- Church: Eastern Orthodox Church
- Appointed: 355 AD
- Term ended: 374 AD
- Predecessor: Dionysius
- Successor: Ambrose

Personal details
- Born: c. 4th century AD Silistra, Moesia, Roman Empire
- Died: c. 374 AD Milan, Roman Italy, Roman Empire

= Auxentius of Milan =

Theologian and bishop of Milan, Italy (c. 355–374)

Auxentius of Milan or of Cappadocia (fl. 343 – 374) was an Arian theologian and bishop of Milan. Because of his Arian faith, Auxentius is considered by the Catholic Church to have been an intruder, and he is not included in Catholic lists of the bishops of Milan, such as the one engraved in the Cathedral of Milan.

Auxentius came to be regarded as the chief opponent of the Nicene Creed in the West. His theological doctrines were attacked by Hilary of Poitiers, whose Liber contra Auxentium remains the principal source of information about him.

==Life==
Auxentius was a native of Cappadocia and was ordained a priest in 343 by Gregory of Cappadocia, the Arian bishop of Alexandria. According to his opponent Athanasius of Alexandria, Auxentius was "even ignorant of the Latin language, and unskilful in everything except impiety".

The period in which Auxentius lived was marked by the conflict between the Arians and the supporters of the faith defined at the Council of Nicaea. In 355, the Roman emperor Constantius II convened a synod in Milan, where Dionysius, bishop of Milan, along with Eusebius of Vercelli and Lucifer of Cagliari, opposed the emperor's Arian leanings. This resulted in the exile of all three.
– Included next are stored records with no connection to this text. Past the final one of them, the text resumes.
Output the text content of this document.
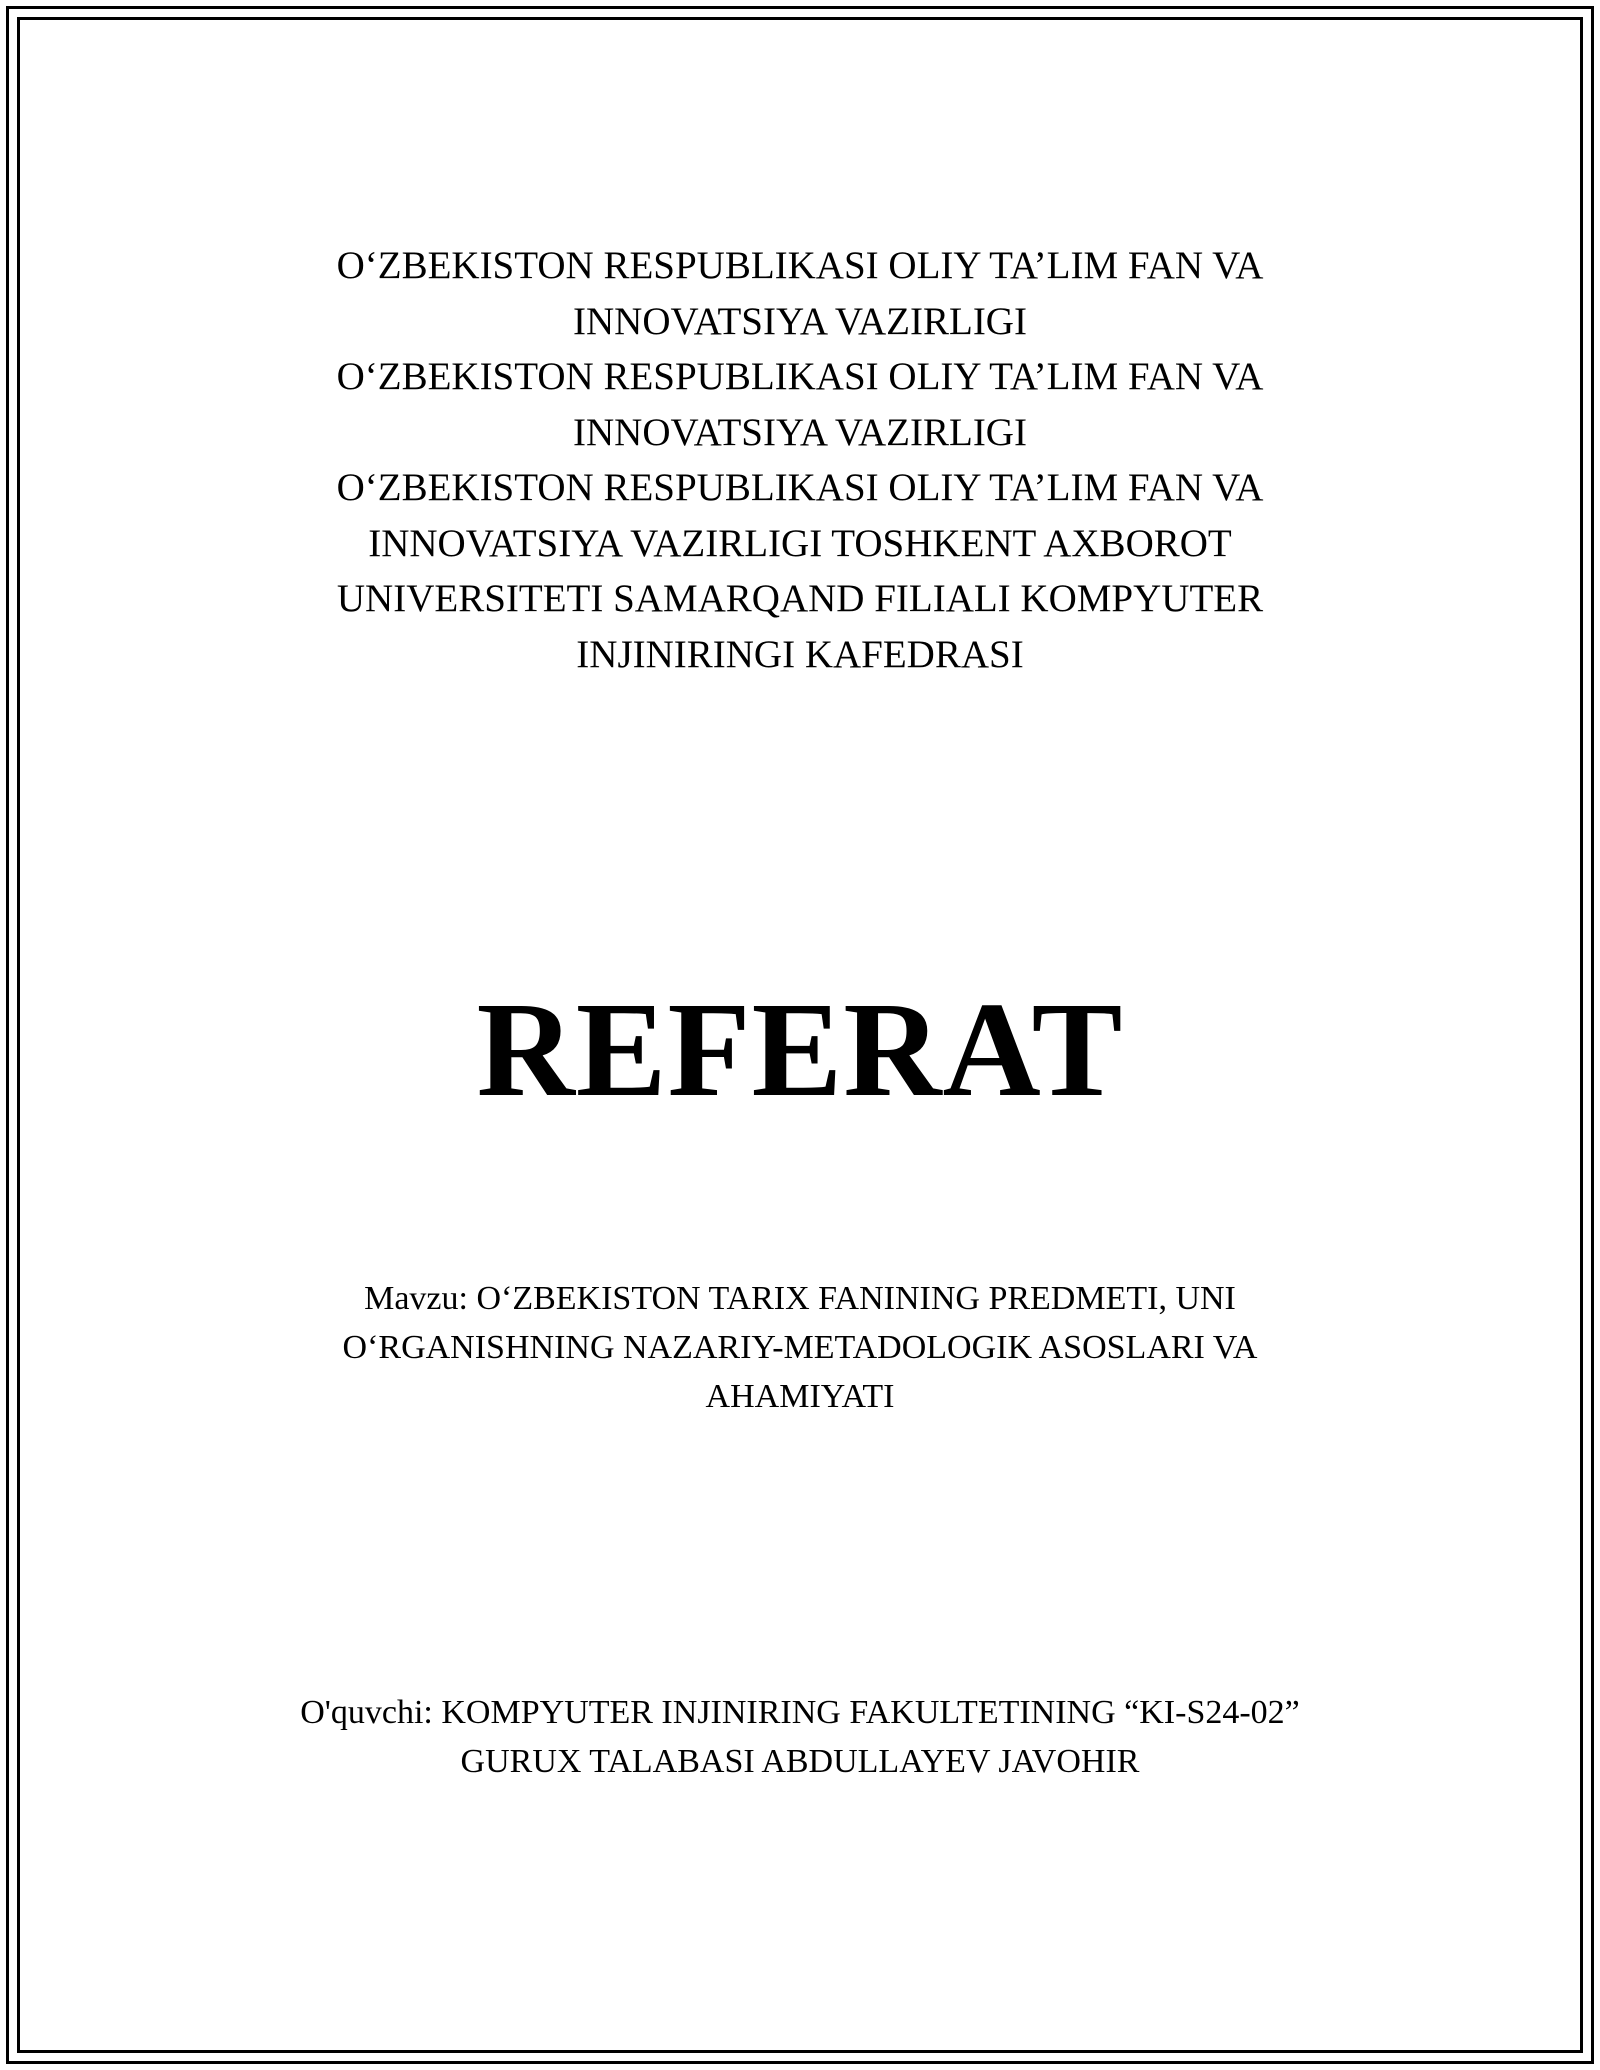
O‘ZBEKISTON RESPUBLIKASI OLIY TA’LIM FAN VA
INNOVATSIYA VAZIRLIGI
O‘ZBEKISTON RESPUBLIKASI OLIY TA’LIM FAN VA
INNOVATSIYA VAZIRLIGI
O‘ZBEKISTON RESPUBLIKASI OLIY TA’LIM FAN VA
INNOVATSIYA VAZIRLIGI TOSHKENT AXBOROT
UNIVERSITETI SAMARQAND FILIALI KOMPYUTER
INJINIRINGI KAFEDRASI
REFERAT
Mavzu: O‘ZBEKISTON TARIX FANINING PREDMETI, UNI
O‘RGANISHNING NAZARIY-METADOLOGIK ASOSLARI VA
AHAMIYATI
O'quvchi: KOMPYUTER INJINIRING FAKULTETINING “KI-S24-02”
GURUX TALABASI ABDULLAYEV JAVOHIR
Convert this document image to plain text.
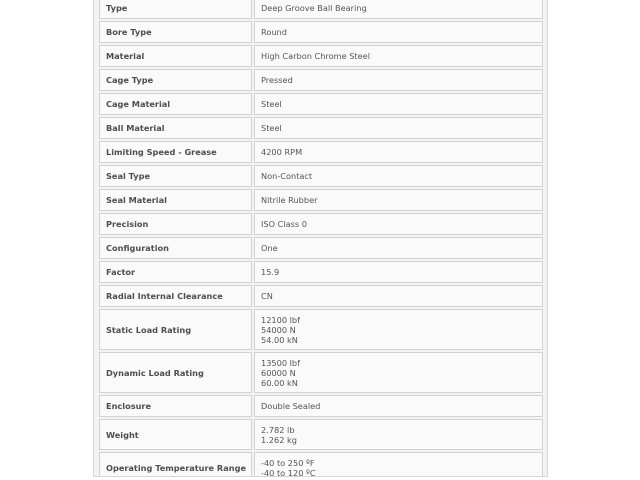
Type	Deep Groove Ball Bearing

Bore Type	Round

Material	High Carbon Chrome Steel

Cage Type	Pressed

Cage Material	Steel

Ball Material	Steel

Limiting Speed - Grease	4200 RPM

Seal Type	Non-Contact

Seal Material	Nitrile Rubber

Precision	ISO Class 0

Configuration	One

Factor	15.9

Radial Internal Clearance	CN

Static Load Rating	12100 lbf
54000 N
54.00 kN

Dynamic Load Rating	13500 lbf
60000 N
60.00 kN

Enclosure	Double Sealed

Weight	2.782 lb
1.262 kg

Operating Temperature Range	-40 to 250 ºF
-40 to 120 ºC
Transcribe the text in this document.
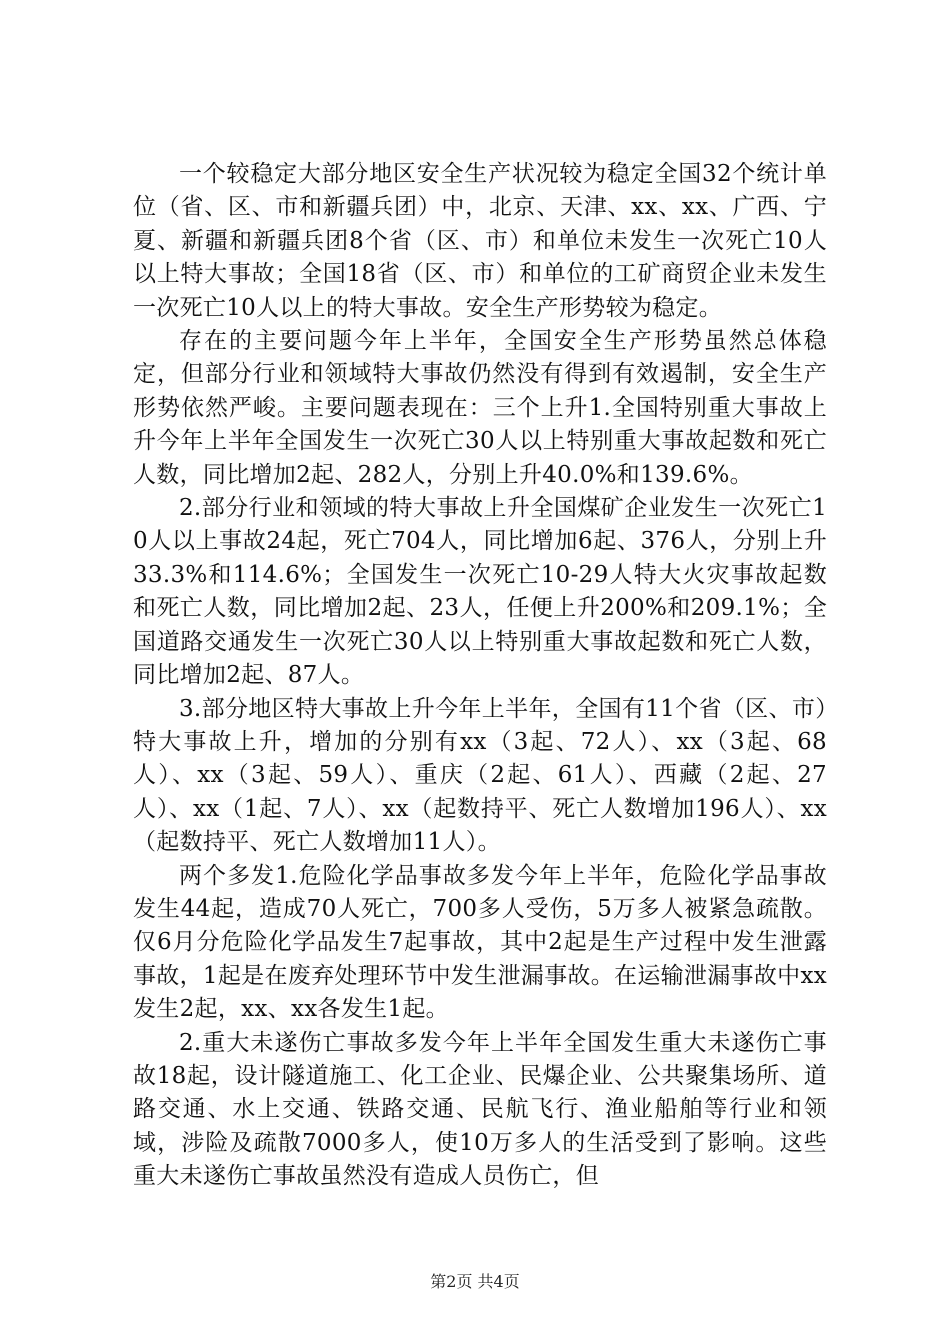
一个较稳定大部分地区安全生产状况较为稳定全国32个统计单位（省、区、市和新疆兵团）中，北京、天津、xx、xx、广西、宁夏、新疆和新疆兵团8个省（区、市）和单位未发生一次死亡10人以上特大事故；全国18省（区、市）和单位的工矿商贸企业未发生一次死亡10人以上的特大事故。安全生产形势较为稳定。

存在的主要问题今年上半年，全国安全生产形势虽然总体稳定，但部分行业和领域特大事故仍然没有得到有效遏制，安全生产形势依然严峻。主要问题表现在：三个上升1.全国特别重大事故上升今年上半年全国发生一次死亡30人以上特别重大事故起数和死亡人数，同比增加2起、282人，分别上升40.0%和139.6%。

2.部分行业和领域的特大事故上升全国煤矿企业发生一次死亡10人以上事故24起，死亡704人，同比增加6起、376人，分别上升33.3%和114.6%；全国发生一次死亡10-29人特大火灾事故起数和死亡人数，同比增加2起、23人，任便上升200%和209.1%；全国道路交通发生一次死亡30人以上特别重大事故起数和死亡人数，同比增加2起、87人。

3.部分地区特大事故上升今年上半年，全国有11个省（区、市）特大事故上升，增加的分别有xx（3起、72人）、xx（3起、68人）、xx（3起、59人）、重庆（2起、61人）、西藏（2起、27人）、xx（1起、7人）、xx（起数持平、死亡人数增加196人）、xx（起数持平、死亡人数增加11人）。

两个多发1.危险化学品事故多发今年上半年，危险化学品事故发生44起，造成70人死亡，700多人受伤，5万多人被紧急疏散。仅6月分危险化学品发生7起事故，其中2起是生产过程中发生泄露事故，1起是在废弃处理环节中发生泄漏事故。在运输泄漏事故中xx发生2起，xx、xx各发生1起。

2.重大未遂伤亡事故多发今年上半年全国发生重大未遂伤亡事故18起，设计隧道施工、化工企业、民爆企业、公共聚集场所、道路交通、水上交通、铁路交通、民航飞行、渔业船舶等行业和领域，涉险及疏散7000多人，使10万多人的生活受到了影响。这些重大未遂伤亡事故虽然没有造成人员伤亡，但

第2页 共4页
Shortly thereafter, the Arian bishops, with the emperor's support, appointed Auxentius as bishop of Milan.

In 359, Auxentius played a notable role at the Council of Rimini, which endorsed the Semi-Arian doctrines articulated at the Second Council of Sirmium in 351. After Constantius's death, the pagan emperor Julian (died 363) left Auxentius undisturbed in his diocese.

Under the subsequent Christian emperors Jovian and Valentinian I, supporters of the Nicaean faith made multiple attempts to depose Auxentius. In 364, Auxentius was publicly accused during a disputation with Hilary of Poitiers held in Milan by order of Emperor Valentinian I. His submission was only apparent, however, and he remained influential enough to compel Hilary's departure from Milan. Eusebius of Vercelli and Athanasius of Alexandria also failed to secure Auxentius's deposition.

In 372, Pope Damasus I convened a synod that explicitly condemned Auxentius as a heretic. Nevertheless, Auxentius remained in Milan until his death in 374, despite the efforts of the Nicaean priest Philastrius (later bishop of Brescia) to support the Christian population. Auxentius was succeeded by the Nicaean Ambrose.